Kesimpulan seperti itu mengundang spekulasi lanjutan, termasuk yang tidak beralasan. Data satelit menyediakan bukti terkuat tentang jalur penerbangan pesawat itu, dan sulit untuk mendebatnya, tapi orang harus percaya angka dulu baru bisa menerimanya. Segala macam pembuat teori membikin cerita, dilantangkan oleh media sosial, yang mengabaikan data satelit, dan di sejumlah kasus juga data jejak radar, sistem penerbangan, rekaman ATC, hukum fisika, dan kenampakan dasar geografi planet. Sebagai contoh, seorang perempuan Inggris yang membuat blog dengan nama Saucy Sailoress dan membuka jasa tarot bertualang di sekitar selatan Asia bersama suami dan anjing-anjingnya menggunakan perahu laut. Ia mengatakan bahwa pada malam hilangnya MH370, mereka berada di Laut Andaman, dan ia melihat sesuatu seperti misil penjelajah menuju ke arahnya. Misil itu lalu berubah menjadi pesawat yang terbang rendah dengan kokpit cukup terang, diselimuti cahaya jingga misterius dan jejak asap. Begitu pesawat itu berlalu ia menyimpulkannya sebagai misi bunuh diri yang mau menyerang armada laut Tiongkok di lautan jauh. Ia belum tahu tentang hilangnya HM370, tapi ketika, beberapa hari kemudian, ia mengerti kasus ini, ia menggambarkan kejadian yang ia alami berhubungan langsung. Tak masuk akal, mungkin, tapi ia mendapatkan pemirsa.
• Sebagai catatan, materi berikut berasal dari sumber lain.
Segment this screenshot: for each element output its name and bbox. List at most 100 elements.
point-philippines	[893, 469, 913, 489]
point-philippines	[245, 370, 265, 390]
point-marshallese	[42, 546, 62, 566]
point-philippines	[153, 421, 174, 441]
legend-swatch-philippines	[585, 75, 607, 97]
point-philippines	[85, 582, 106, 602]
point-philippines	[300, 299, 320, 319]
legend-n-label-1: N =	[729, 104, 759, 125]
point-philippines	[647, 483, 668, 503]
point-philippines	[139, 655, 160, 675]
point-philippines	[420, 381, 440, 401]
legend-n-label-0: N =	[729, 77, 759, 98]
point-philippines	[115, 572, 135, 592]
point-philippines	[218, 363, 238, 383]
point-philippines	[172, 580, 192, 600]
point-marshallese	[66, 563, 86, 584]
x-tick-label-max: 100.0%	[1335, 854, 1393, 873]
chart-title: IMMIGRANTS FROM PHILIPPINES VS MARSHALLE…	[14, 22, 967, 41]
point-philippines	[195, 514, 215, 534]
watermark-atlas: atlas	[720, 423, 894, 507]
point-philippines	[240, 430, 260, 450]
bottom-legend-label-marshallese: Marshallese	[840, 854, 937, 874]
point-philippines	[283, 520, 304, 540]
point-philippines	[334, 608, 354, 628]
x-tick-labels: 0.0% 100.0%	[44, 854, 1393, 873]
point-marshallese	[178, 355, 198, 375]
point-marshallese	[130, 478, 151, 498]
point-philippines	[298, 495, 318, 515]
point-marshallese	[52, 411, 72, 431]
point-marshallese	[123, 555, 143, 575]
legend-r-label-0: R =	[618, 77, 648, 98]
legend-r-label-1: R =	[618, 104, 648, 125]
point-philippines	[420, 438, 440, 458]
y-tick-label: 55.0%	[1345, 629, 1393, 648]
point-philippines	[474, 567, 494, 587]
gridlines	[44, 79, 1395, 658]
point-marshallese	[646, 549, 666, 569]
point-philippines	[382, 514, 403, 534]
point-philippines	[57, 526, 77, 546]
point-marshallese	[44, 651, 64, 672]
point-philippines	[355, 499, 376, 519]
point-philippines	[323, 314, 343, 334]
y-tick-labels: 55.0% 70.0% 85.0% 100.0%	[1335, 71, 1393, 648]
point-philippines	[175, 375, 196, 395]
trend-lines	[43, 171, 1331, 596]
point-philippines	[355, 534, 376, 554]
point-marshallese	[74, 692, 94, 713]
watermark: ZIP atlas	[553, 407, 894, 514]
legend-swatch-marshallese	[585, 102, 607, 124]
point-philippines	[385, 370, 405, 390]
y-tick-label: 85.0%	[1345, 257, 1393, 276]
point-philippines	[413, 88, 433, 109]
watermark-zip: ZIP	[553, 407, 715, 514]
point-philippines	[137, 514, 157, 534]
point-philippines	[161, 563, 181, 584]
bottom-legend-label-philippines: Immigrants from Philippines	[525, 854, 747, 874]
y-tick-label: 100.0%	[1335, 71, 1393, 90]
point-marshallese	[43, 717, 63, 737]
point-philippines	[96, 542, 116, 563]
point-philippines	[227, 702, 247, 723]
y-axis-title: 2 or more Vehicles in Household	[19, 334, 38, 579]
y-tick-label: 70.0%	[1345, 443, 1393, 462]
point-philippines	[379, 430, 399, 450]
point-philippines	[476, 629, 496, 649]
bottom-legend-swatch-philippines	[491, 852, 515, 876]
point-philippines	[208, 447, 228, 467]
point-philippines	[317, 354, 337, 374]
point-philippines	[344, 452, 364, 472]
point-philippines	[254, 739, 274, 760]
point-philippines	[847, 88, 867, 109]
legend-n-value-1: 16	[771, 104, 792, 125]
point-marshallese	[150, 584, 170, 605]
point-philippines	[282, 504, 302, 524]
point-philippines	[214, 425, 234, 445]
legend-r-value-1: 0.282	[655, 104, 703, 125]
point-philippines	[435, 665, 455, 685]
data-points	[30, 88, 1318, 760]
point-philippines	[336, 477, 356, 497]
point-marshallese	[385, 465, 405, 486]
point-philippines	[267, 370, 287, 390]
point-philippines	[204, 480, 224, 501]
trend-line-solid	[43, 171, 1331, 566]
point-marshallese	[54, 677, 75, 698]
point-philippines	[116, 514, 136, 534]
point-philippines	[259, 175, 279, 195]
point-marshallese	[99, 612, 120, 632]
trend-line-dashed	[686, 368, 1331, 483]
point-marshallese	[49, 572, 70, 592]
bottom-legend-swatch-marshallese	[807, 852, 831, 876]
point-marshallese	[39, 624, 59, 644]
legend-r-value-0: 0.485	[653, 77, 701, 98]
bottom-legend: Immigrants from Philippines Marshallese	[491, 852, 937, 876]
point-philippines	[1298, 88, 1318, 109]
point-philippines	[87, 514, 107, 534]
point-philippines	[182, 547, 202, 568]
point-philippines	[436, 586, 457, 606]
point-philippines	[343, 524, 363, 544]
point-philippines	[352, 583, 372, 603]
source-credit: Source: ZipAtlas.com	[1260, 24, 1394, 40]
Seorang Australia selama bertahun-tahun mengaku telah menemukan MH370 lewat Google Earth, berada di perairan dangkal dan masih utuh; ia menolak mengungkap lokasinya karena sedang mengumpulkan dana patungan untuk ekspedisi. Di internet Anda akan menemukan cerita bahwa pesawat itu sudah ditemukan utuh di hutan Kamboja, mendarat di sungai Indonesia, terbang masuk ke lorong waktu, diisap Lubang Hitam. Satu skenario menyebut pesawat itu menyerang pangkalan militer Amerika di Diego Garcia sehingga ditembak jatuh. Kabar terbaru di internet yang melaporkan bahwa Kapten Zaharie ditemukan masih hidup dan dirawat di rumah sakit Taiwan dalam kondisi amnesia meraih perhatian mulyana sehingga Malaysia harus membantahnya dengan marah. Berita itu berasal dari website satire ugal-ugalan yang juga pernah memberitakan serangan seksual kepada seorang pendaki Amerika dan dua Sherpanya oleh makhluk mirip yeti di Nepal.

Penulis asal New York bernama Jeff Wise berhipotesis bahwa salah satu sistem elektronik dalam pesawat itu telah diprogram ulang agar menunjukkan data palsu–sehingga menunjukkan belokan ke selatan menuju Samudra Hindia ketika sebenarnya pesawat membelok ke utara menuju Kazakhstan–dengan tujuan menyesatkan penyelidik. Ia menyebutnya skenario “tipuan”, dan menjelaskannya panjang lebar, yang terbaru dalam ebook yang terbit pada 2019. Ia mengajukan gagasan bahwa Rusia telah mencuri pesawat itu untuk mengalihkan orang dari persoalan pendudukan Krimea, yang saat itu sedang terjadi. Titik lemah yang jelas sekali dalam pendapat itu adalah penjelasan bagaimana bisa, jika sebuah pesawat terbang ke Kazakhstan, semua rongsokannya berakhir di Samudra Hindia. Jawaban Wise, bukti itu semuanya bikinan.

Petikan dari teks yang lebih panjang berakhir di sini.